Great entry, Sarah. And that pic of you and Gyp made me kind of misty.

manymuddypaws said...

and sometimes the ones you work the hardest at are the best ones.

oddman said...

manymuddypaws says: '...and sometimes the ones you work the hardest at are the best ones.'


Love him.


Jenilee said...


Debbie said...

I always enjoy your posts and this one is great food for thought. I think it's probably why even though I love agility I am drawn to a non-traditional breed of dog - for the 23 1/2 hours or so each day that we aren't training/running agility.

Loretta Mueller said...

An awesome post...just awesome!!!

Sophie said...

Lovely post & photo of you and Gyp!

Urban canines said...

This was a Wonderful and timely post. Thank you for another well written post.

Anonymous said...

Great post Sarah and so totally true, thanks for writing it.


Jill said...

I don't stop by that often, but like to come check in on Jane from time to time. Catching up today, I read this post, and all I can say is "Amen." Every dog I have had has come to me the dog they are, even at only three months old, and each one has been a new challenge, made me push at my edges, grow my heart, and I wholeheartedly agree that the best you can do for your dog is to know them, everything else comes from that understanding, that bond.

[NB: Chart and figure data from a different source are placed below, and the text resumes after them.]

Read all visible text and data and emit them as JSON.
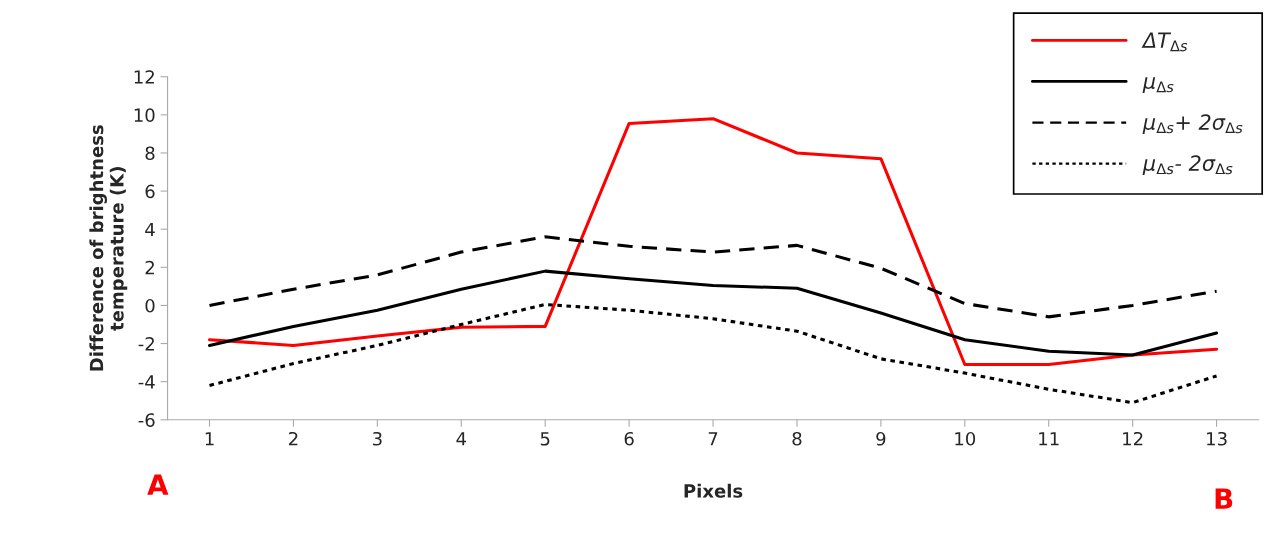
{
  "chart_data": {
    "type": "line",
    "xlabel": "Pixels",
    "ylabel": "Difference of brightness\ntemperature (K)",
    "categories": [
      "1",
      "2",
      "3",
      "4",
      "5",
      "6",
      "7",
      "8",
      "9",
      "10",
      "11",
      "12",
      "13"
    ],
    "series": [
      {
        "name": "ΔT$_{Δs}$",
        "color": "#ff0000",
        "line_style": "solid",
        "values": [
          -1.8,
          -2.1,
          -1.6,
          -1.15,
          -1.1,
          9.55,
          9.8,
          8.0,
          7.7,
          -3.1,
          -3.1,
          -2.6,
          -2.3
        ]
      },
      {
        "name": "μ$_{Δs}$",
        "color": "#000000",
        "line_style": "solid",
        "values": [
          -2.1,
          -1.1,
          -0.25,
          0.85,
          1.8,
          1.4,
          1.05,
          0.9,
          -0.4,
          -1.8,
          -2.4,
          -2.6,
          -1.45
        ]
      },
      {
        "name": "μ$_{Δs}$+ 2σ$_{Δs}$",
        "color": "#000000",
        "line_style": "dashed",
        "values": [
          0.0,
          0.85,
          1.6,
          2.8,
          3.6,
          3.1,
          2.8,
          3.15,
          1.95,
          0.1,
          -0.6,
          0.0,
          0.75
        ]
      },
      {
        "name": "μ$_{Δs}$- 2σ$_{Δs}$",
        "color": "#000000",
        "line_style": "dotted",
        "values": [
          -4.2,
          -3.05,
          -2.1,
          -1.0,
          0.05,
          -0.25,
          -0.7,
          -1.35,
          -2.8,
          -3.55,
          -4.4,
          -5.1,
          -3.7
        ]
      }
    ],
    "ylim": [
      -6,
      12
    ],
    "yticks": [
      -6,
      -4,
      -2,
      0,
      2,
      4,
      6,
      8,
      10,
      12
    ],
    "grid": false,
    "legend": "top right",
    "marker": "none",
    "annotations": [
      "A",
      "B"
    ]
  }
}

How can you train them at all if you don't know them, don't love them first?

Marylin said...

I too check in from time to time to read your blog and check up on you and your beautiful, diverse pack.
There is something so very special about the bond you can have with a dog. Only "dog people" understand this and feel it. It is almost to complex to put into words. I too have a special relationship with my dog. The understanding I have with my little guy (a Jack Russel who turned 14 in January!)is unique and our mutual bond feels as if he has been around all my life. Very enriching to be able to feel love in such a way. I love my humans but this is just different.